Today has been a mix of highs and lows.  A low is the proposed swingeing cuts that were published by the council on Friday.  Along with Cllr Chris Maskell and Paul Gittings I met with council staff this morning (still can’t get used to calling them ‘officers’) to discuss the proposed environment cuts – including to graffiti removal, charging for green bins etc.  Some cuts that are sad, but inevitable given the wrong decisions made by central government and some that I think are the wrong choice.  I have asked for a copy of the budget book to see what the alternatives are – even when the national Conservatives have made a right Pickle of things councils still have choices they can make, my worry is that the current administration will make the wrong decisions.

I then nipped home to meet with someone from a solar installation company to discuss whether our house was suitable and to get more information.  It’s looking good, but we need to decide how much we can afford to pay and therefore how much we can install.

Went back into town for coffee with 3 friends and discuss all things “mum”.  And eat scones of course!  It was lovely to catch up, as I hadn’t seen them and their little ones since the end of November.

Reading buses did well out of me today…

It was nice to meet up but I have to say I’m very concerned by the cuts, and chatting particularly to Suzy as we left reinforced to me how much we all value the children’s centres and the support to our families that look like they will be cut.

John Ennis has posted on the possible cuts to children’s services on his blog in a lot more detail including information about a ‘consultation’ that is taking place.

2 Comments
  1. I'm sceptical about solar thermal or pv retro-fitted to existing housing.

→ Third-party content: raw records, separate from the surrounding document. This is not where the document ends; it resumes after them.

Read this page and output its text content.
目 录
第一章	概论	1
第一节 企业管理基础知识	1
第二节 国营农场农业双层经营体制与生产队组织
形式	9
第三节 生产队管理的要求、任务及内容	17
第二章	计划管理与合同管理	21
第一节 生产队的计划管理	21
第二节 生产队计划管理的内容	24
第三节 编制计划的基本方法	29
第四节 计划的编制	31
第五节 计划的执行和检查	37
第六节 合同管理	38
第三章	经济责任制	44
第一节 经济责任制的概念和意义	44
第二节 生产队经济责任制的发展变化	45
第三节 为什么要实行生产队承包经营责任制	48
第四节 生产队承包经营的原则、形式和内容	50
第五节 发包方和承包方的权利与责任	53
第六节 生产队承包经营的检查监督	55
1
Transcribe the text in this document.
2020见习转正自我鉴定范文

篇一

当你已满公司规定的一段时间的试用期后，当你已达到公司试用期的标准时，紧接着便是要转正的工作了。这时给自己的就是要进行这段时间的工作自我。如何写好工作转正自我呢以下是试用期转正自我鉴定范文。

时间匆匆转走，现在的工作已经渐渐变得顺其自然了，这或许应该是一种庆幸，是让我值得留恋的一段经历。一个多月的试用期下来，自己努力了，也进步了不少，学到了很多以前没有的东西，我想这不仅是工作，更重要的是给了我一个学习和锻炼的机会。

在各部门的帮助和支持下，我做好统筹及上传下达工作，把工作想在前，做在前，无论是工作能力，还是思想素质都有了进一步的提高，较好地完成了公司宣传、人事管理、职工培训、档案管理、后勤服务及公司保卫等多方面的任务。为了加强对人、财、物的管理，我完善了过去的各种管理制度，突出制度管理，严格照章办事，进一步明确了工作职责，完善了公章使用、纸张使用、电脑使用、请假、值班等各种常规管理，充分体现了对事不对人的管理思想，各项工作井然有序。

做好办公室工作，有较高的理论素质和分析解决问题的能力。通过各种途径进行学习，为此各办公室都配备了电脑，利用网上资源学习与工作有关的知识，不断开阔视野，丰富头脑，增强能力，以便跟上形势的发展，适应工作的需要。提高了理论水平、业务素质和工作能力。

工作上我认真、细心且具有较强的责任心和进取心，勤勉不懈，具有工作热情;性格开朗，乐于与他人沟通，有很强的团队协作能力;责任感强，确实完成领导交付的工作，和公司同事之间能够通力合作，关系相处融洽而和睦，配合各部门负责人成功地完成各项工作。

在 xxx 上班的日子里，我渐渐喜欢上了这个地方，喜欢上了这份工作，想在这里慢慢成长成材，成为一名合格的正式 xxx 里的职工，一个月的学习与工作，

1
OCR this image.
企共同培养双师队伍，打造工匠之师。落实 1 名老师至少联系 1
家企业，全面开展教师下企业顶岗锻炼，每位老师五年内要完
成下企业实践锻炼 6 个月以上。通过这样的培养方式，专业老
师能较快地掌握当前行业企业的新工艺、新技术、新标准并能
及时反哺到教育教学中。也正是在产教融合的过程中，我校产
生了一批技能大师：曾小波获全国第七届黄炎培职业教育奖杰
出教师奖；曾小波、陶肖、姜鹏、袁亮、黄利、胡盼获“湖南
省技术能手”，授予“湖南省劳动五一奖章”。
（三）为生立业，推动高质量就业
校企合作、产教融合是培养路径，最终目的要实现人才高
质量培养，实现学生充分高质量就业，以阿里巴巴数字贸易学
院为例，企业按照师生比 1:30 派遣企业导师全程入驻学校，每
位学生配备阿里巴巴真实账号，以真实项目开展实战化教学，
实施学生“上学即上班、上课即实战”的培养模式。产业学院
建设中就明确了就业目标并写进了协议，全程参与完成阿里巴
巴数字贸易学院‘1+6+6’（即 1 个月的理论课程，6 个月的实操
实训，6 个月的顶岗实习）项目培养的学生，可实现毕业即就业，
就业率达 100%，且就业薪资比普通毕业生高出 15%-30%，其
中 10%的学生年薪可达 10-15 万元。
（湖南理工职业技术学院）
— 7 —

Leaving aside feed-in tariffs which distort the market, I think they're probably a poor use of the money they cost to buy & fit, and the materials they take to make, compared to energy conservation. I really should do some proper calculations but very very roughly, average size and construction houses require in the region 10-20kW to heat in the depths of winter, obviously less in milder weather and spring and autumn, but typically for 5 or more hours a day when people are at home in the evening. So, ballpark, 50kW-hours or more per day in very cold weather, less in milder.
    A 2kW immersion heater will heat a typical hot water cylinder in an hour or less – 2kW hour. So that's the ballpark energy that solar thermal gives you when conditions are right for that.
    Solar costs – what, £10K-ish?
    Unless you've got an A-rated boiler then spending 2-3K upgrading from even a standard-efficiency model will save you around 10% of the energy you're putting into space heating – around 5kW-hours per day (or more) in coldest weather. A few £K spend upgrading insulation and draughtproofing could give similar or better improvements (depending what you've already got). You could also spend some of that £10K on things like building a porch to buffer heat loss from the front or back door, thermal curtains, and so on. If you can put underfloor heating into some rooms you can run them cooler and not only save energy and money but feel more comfortable (warm feet and cool head rather than the other way around). Even if you've already done all that and still have £10K burning a hole in your pocket there could be an argument for putting it into an offshore windpower company or insulating your parents' or old-lady-next-door's house!

  2. Rachel says:

    John,

    Very good points. Started to type a reply and decided it was worth a post on it's own.